MVT deposits in North America have been attributed to large-scale migration of basin fluids during convergent orogenic processes whereas many other districts (e.g., Alpine deposits of Europe and North Africa) have been attributed to Late Paleozoic to Mesozoic continental extension of Pangea carbonate platforms. An important component of the research was directed at establishing age for ore formation for important deposits believed to have formed during continental extension. This work involved key collaborative research with universities in Europe, Canada, and the U.S. Various methods were used to date the ores that include radiometric and paleomagnetic methods. These dating efforts placed ore formation within a context of crustal tectonics and fluid migration. The nature of the ore fluids (temperature and fluid compositions) were determined from fluid inclusion studies to quantify the rock-water processes that controlled the ore-forming capacity of the fluids. Hydrological modeling was conducted by French collaborators to test fluid migration from basins during large-scale extensional tectonic events.
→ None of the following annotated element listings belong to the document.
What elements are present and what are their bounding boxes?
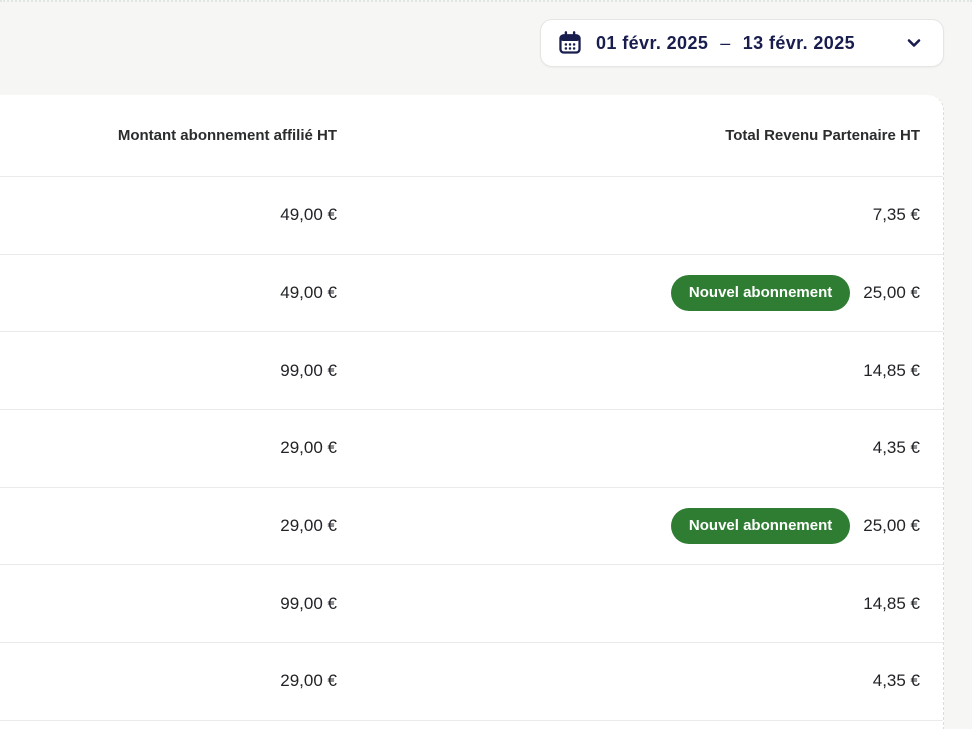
new-subscription-badge: Nouvel abonnement <box>671 508 850 544</box>
amount-cell: 29,00 € <box>0 516 337 536</box>
table-row: 29,00 € Nouvel abonnement 25,00 € <box>0 488 943 566</box>
amount-cell: 29,00 € <box>0 671 337 691</box>
table-header-row: Montant abonnement affilié HT Total Reve… <box>0 95 943 177</box>
date-range-end: 13 févr. 2025 <box>743 33 855 54</box>
table-row: 29,00 € 4,35 € <box>0 410 943 488</box>
table-row: 49,00 € 7,35 € <box>0 177 943 255</box>
table-row: 29,00 € 4,35 € <box>0 643 943 721</box>
date-range-start: 01 févr. 2025 <box>596 33 708 54</box>
page-top-dotted-divider <box>0 0 972 2</box>
revenue-cell: 4,35 € <box>873 671 920 691</box>
table-row: 99,00 € 14,85 € <box>0 332 943 410</box>
amount-cell: 99,00 € <box>0 594 337 614</box>
column-header-amount: Montant abonnement affilié HT <box>0 127 337 144</box>
amount-cell: 29,00 € <box>0 438 337 458</box>
amount-cell: 49,00 € <box>0 283 337 303</box>
revenue-cell: 7,35 € <box>873 205 920 225</box>
chevron-down-icon <box>905 34 923 52</box>
new-subscription-badge: Nouvel abonnement <box>671 275 850 311</box>
calendar-icon <box>557 30 583 56</box>
table-row: 49,00 € Nouvel abonnement 25,00 € <box>0 255 943 333</box>
date-range-picker-button[interactable]: 01 févr. 2025 – 13 févr. 2025 <box>540 19 944 67</box>
date-range-separator: – <box>720 33 730 54</box>
revenue-cell: 14,85 € <box>863 361 920 381</box>
revenue-cell: 4,35 € <box>873 438 920 458</box>
table-row: 99,00 € 14,85 € <box>0 565 943 643</box>
revenue-cell: 25,00 € <box>863 283 920 303</box>
revenue-cell: 25,00 € <box>863 516 920 536</box>
amount-cell: 49,00 € <box>0 205 337 225</box>
revenue-table-card: Montant abonnement affilié HT Total Reve… <box>0 95 944 729</box>
table-row-partial <box>0 721 943 729</box>
amount-cell: 99,00 € <box>0 361 337 381</box>
column-header-revenue: Total Revenu Partenaire HT <box>337 127 943 144</box>
revenue-cell: 14,85 € <box>863 594 920 614</box>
MVT deposits in the Cevennes region of southern France, the Reocin deposit in Northern Spain, and the Touisit district of Morocco were used as classic examples of MVT deposits believed to have formed during continental extension. Results of these studies provided essential attributes to the global tectonic model.
Results from this project demonstrated that MVT deposits formed during two main episodes in Earth history: Late Paleozoic (associated with the Pangea collisions), and Tertiary (associated with the Alpine and Laramide collisions). In order for this information to be of much predictive value in global mineral assessments, we needed to address these points: Why do MVTs form in some, but not all carbonate platforms in collisional forelands? 2) What is it about the late stage of some collisions that induces regional-scale fluid migrations? (3) What is the role of orographic climate during mineralization? (4) Do MVT deposits ever form in Andean-type (as opposed to collisional) forelands?